“Even if you sell out every seat in the house, you’re still gonna lose money with that much debt,” chairman of Wilk Auslander’s bankruptcy department Eric Snyder says
AMC Theatres is “likely” to face bankruptcy, analysts say, but the nation’s largest cinema chain was at risk long before the coronavirus pandemic shut down its theaters.
AMC tallied roughly $5 billion in debt at the end of 2019 and losses of $149 million — that was after recording a $110 million profit in 2018. And during the company’s most recent fourth quarter conference call, AMC CEO Adam Aron said that he and other top executives had agreed to cut their salaries and bonuses for three years. That was all before the pandemic shutdown choked its revenue stream altogether.
“Bankruptcy is likely, but it’s not necessarily related to the pandemic,” said Eric Snyder, partner at Wilk Auslander and chairman of the firm’s bankruptcy department. “With so much competition from streaming there’s no way they can pay that off… Even if you sell out every seat in the house, you’re still gonna lose money with that much debt.”
AMC did not respond to TheWrap’s request for comment.
The novel coronavirus pandemic has shown a light on AMC’s precarious situation. Last week, The Wall Street Journal reported that AMC’s lenders had hired lawyers from law firm Gibson, Dunn & Crutcher LLP to advice on a restructuring.
S&P Global also downgraded its credit rating for AMC from B to CCC-, which took the company from “highly speculative” to “default imminent, with little prospect for recovery.” Experts have been spelling doom for AMC for a while.
“Clearly, there is always the possibility of AMC seeking bankruptcy given all of the unknowns remaining, including when theaters will be allowed to reopen, what the slate will look like and how consumers will respond initially,” said B. Riley FBR analyst Eric Wold, who is slightly more optimistic about AMC’s outlook. “Given the company’s outstanding debt and significant fixed rent expense, that was one of the main factors behind our downgrade to neutral — as we saw risk to the equity under a restructuring scenario.”
In recent weeks, after already being forced to shut down theaters indefinitely nation wide, AMC has had to furloughed more than 24,000 employees, including CEO Adam Aron. And Deadline reported that the cinema chain also sent letters to its landlords, telling them AMC would no longer be able to pay rent on its theaters until they reopen.
“Based on our calculations, we estimate that the elimination (deferral) of monthly rent payments alone would essentially double the number of months that AMC could survive without any revenue and without any liquidity event,” Wold wrote in a note to clients on Wednesday.
At this point, AMC doesn’t have many options left, according to Snyder. It could try to reorganize around the same equity, which isn’t likely to help; or sell its assets, but it could have a hard time finding a buyer. What Snyder said AMC will likely end up doing is deleverage and sell debt for equity.
“They’re not going to go through bankruptcy to sell, because there’s no buyers,” Snyder said. “They’re likely going to try to deleverage the company to buy them some time, but there are fundamental issues with the company that a bankruptcy will allow them to address.”

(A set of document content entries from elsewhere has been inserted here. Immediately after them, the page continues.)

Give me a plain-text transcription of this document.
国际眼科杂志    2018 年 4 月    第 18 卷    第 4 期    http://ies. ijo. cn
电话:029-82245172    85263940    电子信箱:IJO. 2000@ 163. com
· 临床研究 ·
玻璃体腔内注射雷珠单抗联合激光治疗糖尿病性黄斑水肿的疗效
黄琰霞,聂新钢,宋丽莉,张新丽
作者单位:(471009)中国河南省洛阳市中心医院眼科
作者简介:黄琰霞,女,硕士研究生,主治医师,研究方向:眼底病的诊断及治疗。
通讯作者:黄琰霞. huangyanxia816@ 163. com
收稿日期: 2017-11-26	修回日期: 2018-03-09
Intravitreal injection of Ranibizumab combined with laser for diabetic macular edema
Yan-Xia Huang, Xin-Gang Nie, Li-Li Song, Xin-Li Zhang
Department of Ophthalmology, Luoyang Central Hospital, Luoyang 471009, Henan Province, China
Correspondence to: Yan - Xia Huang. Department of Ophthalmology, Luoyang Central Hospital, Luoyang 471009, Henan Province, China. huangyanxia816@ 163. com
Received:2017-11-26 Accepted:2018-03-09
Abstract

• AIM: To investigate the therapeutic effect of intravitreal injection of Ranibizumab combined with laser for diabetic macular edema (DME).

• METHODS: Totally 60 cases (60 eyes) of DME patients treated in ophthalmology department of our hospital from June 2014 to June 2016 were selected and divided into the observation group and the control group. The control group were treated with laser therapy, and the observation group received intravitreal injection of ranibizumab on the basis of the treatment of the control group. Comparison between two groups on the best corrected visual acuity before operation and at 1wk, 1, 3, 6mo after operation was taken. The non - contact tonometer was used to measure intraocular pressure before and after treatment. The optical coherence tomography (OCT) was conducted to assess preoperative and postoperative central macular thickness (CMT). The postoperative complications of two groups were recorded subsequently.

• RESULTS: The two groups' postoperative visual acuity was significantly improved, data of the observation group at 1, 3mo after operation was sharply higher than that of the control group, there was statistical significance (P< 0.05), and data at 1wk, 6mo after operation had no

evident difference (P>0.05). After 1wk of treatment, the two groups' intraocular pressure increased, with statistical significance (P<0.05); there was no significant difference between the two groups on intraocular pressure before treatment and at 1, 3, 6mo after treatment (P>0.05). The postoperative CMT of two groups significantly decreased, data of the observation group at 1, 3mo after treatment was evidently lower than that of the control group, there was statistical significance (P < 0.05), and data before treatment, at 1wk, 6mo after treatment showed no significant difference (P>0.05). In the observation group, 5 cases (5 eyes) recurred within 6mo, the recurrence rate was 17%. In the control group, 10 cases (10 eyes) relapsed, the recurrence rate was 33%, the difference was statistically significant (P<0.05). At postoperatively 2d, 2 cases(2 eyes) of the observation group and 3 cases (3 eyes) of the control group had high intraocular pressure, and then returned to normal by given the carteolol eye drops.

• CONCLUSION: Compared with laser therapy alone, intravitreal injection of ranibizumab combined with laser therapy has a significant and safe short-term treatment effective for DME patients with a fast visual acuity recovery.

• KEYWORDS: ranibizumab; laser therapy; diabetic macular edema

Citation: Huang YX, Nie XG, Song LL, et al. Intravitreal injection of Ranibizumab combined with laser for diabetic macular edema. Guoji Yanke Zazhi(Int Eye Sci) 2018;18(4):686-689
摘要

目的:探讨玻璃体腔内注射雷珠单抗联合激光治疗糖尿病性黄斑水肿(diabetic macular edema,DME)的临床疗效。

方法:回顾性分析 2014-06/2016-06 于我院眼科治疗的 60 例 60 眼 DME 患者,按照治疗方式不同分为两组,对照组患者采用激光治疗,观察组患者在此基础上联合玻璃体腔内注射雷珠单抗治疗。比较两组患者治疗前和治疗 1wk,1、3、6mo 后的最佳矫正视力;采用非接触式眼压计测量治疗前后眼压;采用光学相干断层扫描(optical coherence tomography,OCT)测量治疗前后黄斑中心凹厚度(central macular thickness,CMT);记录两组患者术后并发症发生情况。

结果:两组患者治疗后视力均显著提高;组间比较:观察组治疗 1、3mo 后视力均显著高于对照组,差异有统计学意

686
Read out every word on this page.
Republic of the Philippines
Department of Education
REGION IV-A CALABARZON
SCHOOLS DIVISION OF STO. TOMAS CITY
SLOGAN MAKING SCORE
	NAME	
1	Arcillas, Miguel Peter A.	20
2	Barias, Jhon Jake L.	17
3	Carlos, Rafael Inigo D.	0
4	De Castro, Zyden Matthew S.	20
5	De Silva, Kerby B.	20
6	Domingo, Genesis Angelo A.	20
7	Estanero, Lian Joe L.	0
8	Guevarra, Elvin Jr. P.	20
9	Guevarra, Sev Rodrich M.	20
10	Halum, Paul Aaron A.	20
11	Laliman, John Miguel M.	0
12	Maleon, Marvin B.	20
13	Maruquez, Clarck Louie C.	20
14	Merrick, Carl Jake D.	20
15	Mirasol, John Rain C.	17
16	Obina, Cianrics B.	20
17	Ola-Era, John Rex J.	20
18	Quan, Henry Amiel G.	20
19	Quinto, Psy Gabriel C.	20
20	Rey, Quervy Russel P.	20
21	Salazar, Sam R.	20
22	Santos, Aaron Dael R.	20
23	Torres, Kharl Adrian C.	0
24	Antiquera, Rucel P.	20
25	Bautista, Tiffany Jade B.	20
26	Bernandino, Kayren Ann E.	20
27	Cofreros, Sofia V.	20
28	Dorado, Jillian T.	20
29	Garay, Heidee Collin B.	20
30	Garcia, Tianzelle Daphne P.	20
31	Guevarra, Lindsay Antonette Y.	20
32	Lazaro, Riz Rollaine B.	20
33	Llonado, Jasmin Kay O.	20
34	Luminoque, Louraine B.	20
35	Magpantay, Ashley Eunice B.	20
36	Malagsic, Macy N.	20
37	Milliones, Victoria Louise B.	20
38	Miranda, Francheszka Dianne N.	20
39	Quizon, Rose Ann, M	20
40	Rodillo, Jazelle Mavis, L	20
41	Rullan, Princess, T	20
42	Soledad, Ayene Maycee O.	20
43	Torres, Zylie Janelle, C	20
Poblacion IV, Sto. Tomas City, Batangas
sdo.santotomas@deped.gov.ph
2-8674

AMC has spent millions of dollars to build up its A-List frequent-moviegoer subscription service, an alternative to the now-defunct MoviePass that has lured 900,000 subscribers since its June 2018 launch but only turned a profit in the most recent fourth quarter.
In recent years, the company has also gone on an acquisition spree, buying Odeon and UCI Cinemas Holdings along with Carmike Cinemas in 2016, and Nordic Cinema Group in 2017.
For a while, AMC had a financial parachute from Chinese conglomerate Dalian Wanda, which acquired a majority stake in 2012. But in 2018 Wanda scaled down its position in the theater chain as Chinese regulators incentivized companies to cut back on foreign holdings. AMC then turned to private equity firm Silver Lake, closing a $600 million investment in September 2018.
AMC will almost certainly seek relief from the $2 trillion stimulus bill that was applauded by the National Association of Theater Owners. The lobby group said that the loan programs that will be established as part of the legislation will provide movie theater companies with much-needed support to remain solvent during the coronavirus pandemic. NATO also established a $2.4 million fund last week to provide financial support to movie theater employees who are now without any income because of theater closures.
“If [AMC] are able to get relief from their landlords and/or from the stimulus package, then I see an opportunity to get through this if we only have a limited shutdown period,” Wold said. “Frankly, given that landlords would likely be the most at risk under a bankruptcy and knowing that landlords funded $550 million of AMC’s theater remodels over the past five years, I would be surprised if they would not be flexible and help them get through this. With that in mind, I think AMC’s chances of avoiding bankruptcy have now improved.”